QUELLE ORIENTATION POUR L’AVENIR ?

Un improbable réformisme

Dans ses références internationales actuelles, la LCR semble donc hésiter entre le soutien critique et grognon à une expérience réformiste typique et l’éloge d’une politique populiste (celle de Chavez), dont on ne voit pas très bien comment elle pourrait être transposée en France, faute de pétrole. Dans ses prises de position « sociétales », elle soutient des positions d’apparence radicale qui pourraient cependant assez facilement être récupérées par des réformistes habiles du type des socialistes espagnols. Son refus apparent de transiger sur les revendications sociales ou sur la critique de la mondialisation rend évidemment difficile d’envisager une évolution réformiste. On peut pourtant se demander si la rhétorique révolutionnaire n’est pas ici le moyen de se poser en défenseur intransigeant des intérêts populaires pour mieux défendre, en fait, les chances d’une politique réformiste certes plus égalitaire que celle de la « gauche de gouvernement » mais qui, dans les faits, serait un retour aux politiques sociales-démocrates d’il y a trente ans[21]. Cette politique est d’ailleurs défendue par quelques intellectuels de la Ligue comme le « sociologue » ou « philosophe » Philippe Corcuff, mais on a peine à croire qu’elle puisse être explicitement assumée par une organisation dont tous les ressorts passionnels et militants présupposent une dénonciation active et sincère du « réformisme » et de tout ce qui y ressemble. La position des intellectuels, d’ailleurs, est loin de celle du petit livre de leur porte-parole[22].

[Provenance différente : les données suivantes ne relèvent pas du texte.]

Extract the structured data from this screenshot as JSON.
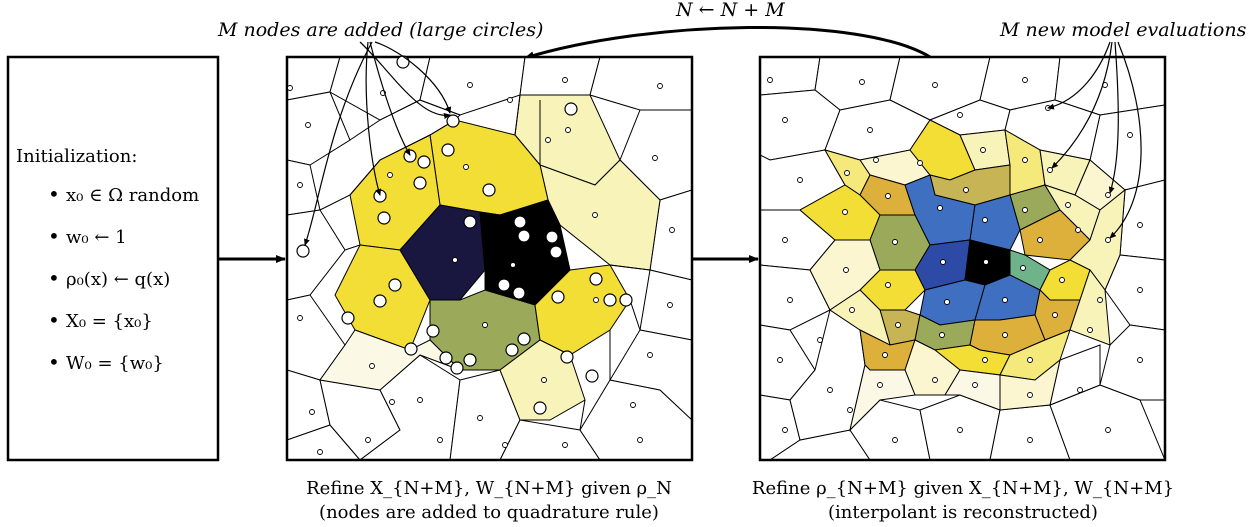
{
  "annotations": {
    "top_left": "M nodes are added (large circles)",
    "top_center": "N ← N + M",
    "top_right": "M new model evaluations"
  },
  "init_panel": {
    "title": "Initialization:",
    "items": [
      "x₀ ∈ Ω random",
      "w₀ ← 1",
      "ρ₀(x) ← q(x)",
      "X₀ = {x₀}",
      "W₀ = {w₀}"
    ],
    "bullet": "•"
  },
  "captions": {
    "middle_line1": "Refine X_{N+M}, W_{N+M} given ρ_N",
    "middle_line2": "(nodes are added to quadrature rule)",
    "right_line1": "Refine ρ_{N+M} given X_{N+M}, W_{N+M}",
    "right_line2": "(interpolant is reconstructed)"
  },
  "colors": {
    "border": "#000000",
    "yellow_bright": "#f2de35",
    "yellow_mid": "#f4e97a",
    "yellow_pale": "#f8f3b8",
    "cream": "#fbf9e6",
    "navy": "#19163f",
    "black": "#000000",
    "olive": "#9aaa5a",
    "blue": "#3f6fc0",
    "blue_dark": "#2d4aa6",
    "teal": "#6fb38a",
    "orange": "#dcb03a",
    "tan": "#c7b455"
  }
}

Comme objectif, une économie très largement collectivisée, planifiée par une « pyramide de conseils »

L’objectif ultime reste une économie très largement collectivisée, dans laquelle la monnaie jouerait le rôle de l’argent de poche en attendant de dépérir, l’essentiel des services devenant progressivement gratuits avec, en attendant, un système de prix (administrés ?) qui « devront traduire les priorités et les besoins sociaux qui domineront alors la logique économique » (p.139). Tout cela, sans doute, ne sera pas totalement collectivisé puisque « des milliers de décisions économiques, notamment dans le domaine de la consommation individuelle, resteraient rythmées par le marché », mais c’est bien le plan qui devra être le garant de la « satisfaction des besoins sociaux (p. 153) dès lors qu’il sera élaboré « démocratiquement » en fonction de critères « définis par la population elle-même » (p. 153). Comme tout le monde a encore en mémoire les médiocres performances des économies planifiées dans la satisfaction des « besoins sociaux », Olivier Besancenot ne manque pas d’insister sur ce qui est sans doute pour lui la condition sine qua non de la réussite de son projet : l’établissement d’une authentique démocratie fondée sur l’existence d’une « pyramide de conseils » dont les membres seraient à tous les échelons élus à la proportionnelle intégrale et « révocables à chaque instant » et qui, outre le pouvoir politique, prendraient en charge la gestion ouvrière des entreprises et la planification.

En attendant, les révolutionnaires ont pour devoir de soutenir toutes les revendications des salariés, en montrant que les problèmes évoqués par la « bourgeoisie » ou les réformistes ne sont dus qu’au capitalisme (voir p. 198-200 sur les retraites), et de militer pour l’arrivée au pouvoir d ‘un gouvernement qui entreprendra sans tarder l’éradication du chômage et de la misère en nationalisant sans aucune indemnité les grandes entreprises, ainsi que tout ce qui relève de la presse et de la culture, en interdisant les licenciements et en réduisant la durée du travail sans faire de « cadeaux » aux entreprises. Comme il est par ailleurs probable que la « bourgeoisie » ne se laissera pas faire, l’avant-garde doit, sans bien sûr confisquer la politique à son profit, préparer les travailleurs à user – à leur corps défendant – de la violence s’il s’avère une fois de plus que les « classes dominantes refusent les transformations démocratiques et radicales de la société » (p. 81)[23].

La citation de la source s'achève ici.